The following is the full editor’s note for Issue 7:
Although born a summer baby, home always looked like witches in windows, puffy jackets in the middle of downtown, noses red and runny and frozen, and powdered hot chocolate with dissolvable marshmallows to warm our insides. I find solace in a time where apparitions come out to play and the dead scratch at the ceilings of their coffins, preparing to see the moonlight again. There’s comfort in walking around, crunching leaves beneath feet, hands buried deep into coat pockets and scarves wrapped around faces four times. There’s warmth in the sound of furnaces ticking awake, lingering campfire smoke in your partner’s hair, and whiskey filling up your glass. There’s magic in this time of year: in Halloween, in Fall, in Transition.
But warmth often cools. As I grew older, the home always found in the unrelenting Midwest began to morph. The pleasant glow emanating from memories became cold with silent, empty apartments, mice found in bread bags, distance built by thoughts held instead of vocalized. Specters knocked at my door, pulling me back to memories I so badly wanted to forget. Often, I could only make out remnants of what used to draw me to this blustery season. Instead of mulled wine under blankets and comforting movies with people around, all that seemed to be left were numbed toes and half-hearted hang outs.
While it may be tempting to build a home in memories, as my friend Amy would say, change is always first perceived as loss. I’ve always been tied to nostalgia, never wanting to forget all the nourishing times, writing them down in lists, in books, in my phone, just to make sure I remember. I don’t like letting go of what I once defined as my home, my surrounding, my friends. Slowly, with many bruises and burns, I’m finally beginning to learn how to accept that this season won’t be the same every year. It won’t always be shows and costumes and vulnerability and friends. Sometimes it’ll just be time with yourself or with the person you love most. And that’s okay.
During the first year of Sobotka, I was living alone in a town full of transitional people. I’d stayed in Urbana for a job after graduating, though almost all my friends had left. Memories of house parties, late night talks, midnight grocery store runs, and climbing roofs haunted me, haunted this town. When I finally decided to move back to Chicago, I told myself that I wouldn’t be alone like that again. I began to fill every day with friends or activities or work, anything that would keep me occupied and away from my thoughts. I put my energy into people and projects, but never into myself. By keeping a safe distance from anything that was going on in my mind, I was never able to develop, learn about myself, or grow. I became stagnant.
This year, I’ve finally allowed myself to create new experiences, ones that I never imagined I’d have. This is the first time I’ve fully written the Editor’s Note, the first time I’ve ever had any of my work published and read in public, the first time I’ve ever traveled to Pittsburgh or the Smoky Mountains or Madison or experienced the inexplicable House on the Rock. By letting go of familiarity, I’ve been able to have a year of strange, scary, exciting, influential experiences. Now, I find comfort in moments where I sit in my room, no one around, and am allowed to write and read and be with my thoughts.

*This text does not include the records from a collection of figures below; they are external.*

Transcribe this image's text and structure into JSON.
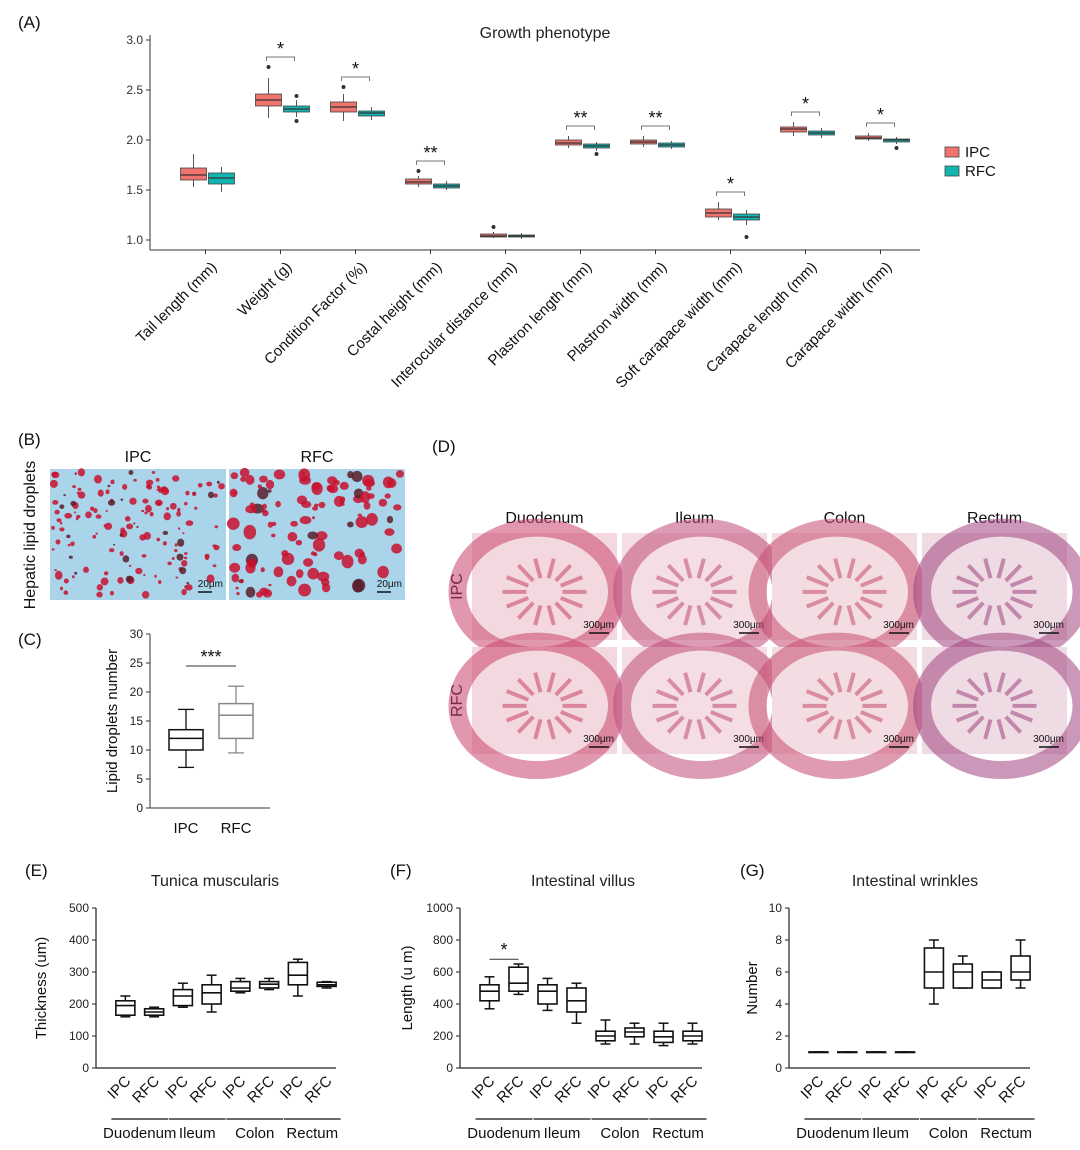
{
  "figure": {
    "panel_letters": [
      "(A)",
      "(B)",
      "(C)",
      "(D)",
      "(E)",
      "(F)",
      "(G)"
    ]
  },
  "colors": {
    "ipc": "#f0746e",
    "rfc": "#12b5b0",
    "tissue_bg": "#f1d5dc",
    "oil_bg": "#a9d4ea",
    "droplet": "#c8102e"
  },
  "chart_data": [
    {
      "id": "A",
      "type": "box",
      "title": "Growth phenotype",
      "legend": [
        "IPC",
        "RFC"
      ],
      "legend_position": "right",
      "ylim": [
        0.9,
        3.05
      ],
      "yticks": [
        1.0,
        1.5,
        2.0,
        2.5,
        3.0
      ],
      "ytick_labels": [
        "1.0",
        "1.5",
        "2.0",
        "2.5",
        "3.0"
      ],
      "categories": [
        "Tail length (mm)",
        "Weight (g)",
        "Condition Factor (%)",
        "Costal height (mm)",
        "Interocular distance (mm)",
        "Plastron length (mm)",
        "Plastron width (mm)",
        "Soft carapace width (mm)",
        "Carapace length (mm)",
        "Carapace width (mm)"
      ],
      "significance": [
        "",
        "*",
        "*",
        "**",
        "",
        "**",
        "**",
        "*",
        "*",
        "*"
      ],
      "series": [
        {
          "name": "IPC",
          "boxes": [
            {
              "min": 1.53,
              "q1": 1.6,
              "median": 1.65,
              "q3": 1.72,
              "max": 1.86,
              "outliers": []
            },
            {
              "min": 2.22,
              "q1": 2.34,
              "median": 2.4,
              "q3": 2.46,
              "max": 2.62,
              "outliers": [
                2.73
              ]
            },
            {
              "min": 2.19,
              "q1": 2.28,
              "median": 2.33,
              "q3": 2.38,
              "max": 2.46,
              "outliers": [
                2.53
              ]
            },
            {
              "min": 1.53,
              "q1": 1.56,
              "median": 1.58,
              "q3": 1.61,
              "max": 1.64,
              "outliers": [
                1.69
              ]
            },
            {
              "min": 1.02,
              "q1": 1.03,
              "median": 1.04,
              "q3": 1.06,
              "max": 1.08,
              "outliers": [
                1.13
              ]
            },
            {
              "min": 1.92,
              "q1": 1.95,
              "median": 1.97,
              "q3": 2.0,
              "max": 2.04,
              "outliers": []
            },
            {
              "min": 1.93,
              "q1": 1.96,
              "median": 1.98,
              "q3": 2.0,
              "max": 2.04,
              "outliers": []
            },
            {
              "min": 1.2,
              "q1": 1.23,
              "median": 1.27,
              "q3": 1.31,
              "max": 1.38,
              "outliers": []
            },
            {
              "min": 2.04,
              "q1": 2.08,
              "median": 2.11,
              "q3": 2.13,
              "max": 2.18,
              "outliers": []
            },
            {
              "min": 1.99,
              "q1": 2.01,
              "median": 2.02,
              "q3": 2.04,
              "max": 2.07,
              "outliers": []
            }
          ]
        },
        {
          "name": "RFC",
          "boxes": [
            {
              "min": 1.48,
              "q1": 1.56,
              "median": 1.62,
              "q3": 1.67,
              "max": 1.73,
              "outliers": []
            },
            {
              "min": 2.23,
              "q1": 2.28,
              "median": 2.31,
              "q3": 2.34,
              "max": 2.4,
              "outliers": [
                2.19,
                2.44
              ]
            },
            {
              "min": 2.2,
              "q1": 2.24,
              "median": 2.27,
              "q3": 2.29,
              "max": 2.33,
              "outliers": []
            },
            {
              "min": 1.5,
              "q1": 1.52,
              "median": 1.54,
              "q3": 1.56,
              "max": 1.59,
              "outliers": []
            },
            {
              "min": 1.01,
              "q1": 1.03,
              "median": 1.04,
              "q3": 1.05,
              "max": 1.07,
              "outliers": []
            },
            {
              "min": 1.89,
              "q1": 1.92,
              "median": 1.94,
              "q3": 1.96,
              "max": 1.98,
              "outliers": [
                1.86
              ]
            },
            {
              "min": 1.91,
              "q1": 1.93,
              "median": 1.95,
              "q3": 1.97,
              "max": 1.99,
              "outliers": []
            },
            {
              "min": 1.15,
              "q1": 1.2,
              "median": 1.23,
              "q3": 1.26,
              "max": 1.3,
              "outliers": [
                1.03
              ]
            },
            {
              "min": 2.02,
              "q1": 2.05,
              "median": 2.07,
              "q3": 2.09,
              "max": 2.12,
              "outliers": []
            },
            {
              "min": 1.96,
              "q1": 1.98,
              "median": 2.0,
              "q3": 2.01,
              "max": 2.03,
              "outliers": [
                1.92
              ]
            }
          ]
        }
      ]
    },
    {
      "id": "C",
      "type": "box",
      "ylabel": "Lipid droplets number",
      "ylim": [
        0,
        30
      ],
      "yticks": [
        0,
        5,
        10,
        15,
        20,
        25,
        30
      ],
      "ytick_labels": [
        "0",
        "5",
        "10",
        "15",
        "20",
        "25",
        "30"
      ],
      "categories": [
        "IPC",
        "RFC"
      ],
      "significance": "***",
      "boxes": [
        {
          "min": 7,
          "q1": 10,
          "median": 12,
          "q3": 13.5,
          "max": 17,
          "color": "#111111"
        },
        {
          "min": 9.5,
          "q1": 12,
          "median": 16,
          "q3": 18,
          "max": 21,
          "color": "#888888"
        }
      ]
    },
    {
      "id": "E",
      "type": "box",
      "title": "Tunica muscularis",
      "ylabel": "Thickness (um)",
      "ylim": [
        0,
        500
      ],
      "yticks": [
        0,
        100,
        200,
        300,
        400,
        500
      ],
      "ytick_labels": [
        "0",
        "100",
        "200",
        "300",
        "400",
        "500"
      ],
      "categories": [
        "IPC",
        "RFC",
        "IPC",
        "RFC",
        "IPC",
        "RFC",
        "IPC",
        "RFC"
      ],
      "groups": [
        "Duodenum",
        "Ileum",
        "Colon",
        "Rectum"
      ],
      "boxes": [
        {
          "min": 160,
          "q1": 165,
          "median": 195,
          "q3": 210,
          "max": 225
        },
        {
          "min": 160,
          "q1": 165,
          "median": 175,
          "q3": 185,
          "max": 190
        },
        {
          "min": 190,
          "q1": 195,
          "median": 225,
          "q3": 245,
          "max": 265
        },
        {
          "min": 175,
          "q1": 200,
          "median": 235,
          "q3": 260,
          "max": 290
        },
        {
          "min": 235,
          "q1": 240,
          "median": 250,
          "q3": 270,
          "max": 280
        },
        {
          "min": 245,
          "q1": 250,
          "median": 262,
          "q3": 270,
          "max": 280
        },
        {
          "min": 225,
          "q1": 260,
          "median": 290,
          "q3": 330,
          "max": 340
        },
        {
          "min": 250,
          "q1": 255,
          "median": 260,
          "q3": 268,
          "max": 270
        }
      ]
    },
    {
      "id": "F",
      "type": "box",
      "title": "Intestinal villus",
      "ylabel": "Length (u m)",
      "ylim": [
        0,
        1000
      ],
      "yticks": [
        0,
        200,
        400,
        600,
        800,
        1000
      ],
      "ytick_labels": [
        "0",
        "200",
        "400",
        "600",
        "800",
        "1000"
      ],
      "categories": [
        "IPC",
        "RFC",
        "IPC",
        "RFC",
        "IPC",
        "RFC",
        "IPC",
        "RFC"
      ],
      "groups": [
        "Duodenum",
        "Ileum",
        "Colon",
        "Rectum"
      ],
      "significance": "*",
      "boxes": [
        {
          "min": 370,
          "q1": 420,
          "median": 480,
          "q3": 520,
          "max": 570
        },
        {
          "min": 460,
          "q1": 480,
          "median": 530,
          "q3": 630,
          "max": 650
        },
        {
          "min": 360,
          "q1": 400,
          "median": 480,
          "q3": 520,
          "max": 560
        },
        {
          "min": 280,
          "q1": 350,
          "median": 420,
          "q3": 500,
          "max": 530
        },
        {
          "min": 150,
          "q1": 170,
          "median": 200,
          "q3": 230,
          "max": 300
        },
        {
          "min": 150,
          "q1": 195,
          "median": 225,
          "q3": 250,
          "max": 280
        },
        {
          "min": 140,
          "q1": 160,
          "median": 195,
          "q3": 230,
          "max": 280
        },
        {
          "min": 150,
          "q1": 170,
          "median": 200,
          "q3": 230,
          "max": 280
        }
      ]
    },
    {
      "id": "G",
      "type": "box",
      "title": "Intestinal wrinkles",
      "ylabel": "Number",
      "ylim": [
        0,
        10
      ],
      "yticks": [
        0,
        2,
        4,
        6,
        8,
        10
      ],
      "ytick_labels": [
        "0",
        "2",
        "4",
        "6",
        "8",
        "10"
      ],
      "categories": [
        "IPC",
        "RFC",
        "IPC",
        "RFC",
        "IPC",
        "RFC",
        "IPC",
        "RFC"
      ],
      "groups": [
        "Duodenum",
        "Ileum",
        "Colon",
        "Rectum"
      ],
      "boxes": [
        {
          "min": 1,
          "q1": 1,
          "median": 1,
          "q3": 1,
          "max": 1
        },
        {
          "min": 1,
          "q1": 1,
          "median": 1,
          "q3": 1,
          "max": 1
        },
        {
          "min": 1,
          "q1": 1,
          "median": 1,
          "q3": 1,
          "max": 1
        },
        {
          "min": 1,
          "q1": 1,
          "median": 1,
          "q3": 1,
          "max": 1
        },
        {
          "min": 4,
          "q1": 5,
          "median": 6,
          "q3": 7.5,
          "max": 8
        },
        {
          "min": 5,
          "q1": 5,
          "median": 6,
          "q3": 6.5,
          "max": 7
        },
        {
          "min": 5,
          "q1": 5,
          "median": 5.5,
          "q3": 6,
          "max": 6
        },
        {
          "min": 5,
          "q1": 5.5,
          "median": 6,
          "q3": 7,
          "max": 8
        }
      ]
    }
  ],
  "panel_b": {
    "side_label": "Hepatic lipid droplets",
    "columns": [
      "IPC",
      "RFC"
    ],
    "scale_bar": "20μm"
  },
  "panel_d": {
    "columns": [
      "Duodenum",
      "Ileum",
      "Colon",
      "Rectum"
    ],
    "rows": [
      "IPC",
      "RFC"
    ],
    "scale_bar": "300μm"
  }
}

Instead of focusing on distance during this season, it’s become a time to dig out an understanding of what I need to not slip on that ice on my way to work or school or the bar, to take skeletons off their hangers and into the light. Though snow blizzards and cold winds can act as a comforter, tucking us far away from what’s waiting beyond the door, they also give us a space for self-reflection. This space can serve as a moment where we look back at past decisions made, where we diverged and got caught up in the thoughts of all that went wrong. Here’s where we understand how to release, move forward, and enjoy this new type of season in our lives.
Some of the pieces in this issue ruminate on softer, fuller times, while others try to find a path or new focus for the future, but most are looking for meaning, a reason, an understanding of what to do next, what is the right move in this game of Sequence.
Each time these glimpses into people’s lives flood our inbox, everything reawakens: motivation, examination of self, possibilities. The lapse in creativity, filled. Home is where we expect to feel welcomed, unafraid, comfortable. These pieces remind us that not everyone has that luxury. Some live inside themselves, questioning their actions and inactions constantly. But we can also find a peace in this turbulent place. Even if it requires changing your perspective, even when it’s extremely difficult.
As always, we hope this makes you feel human and unalone.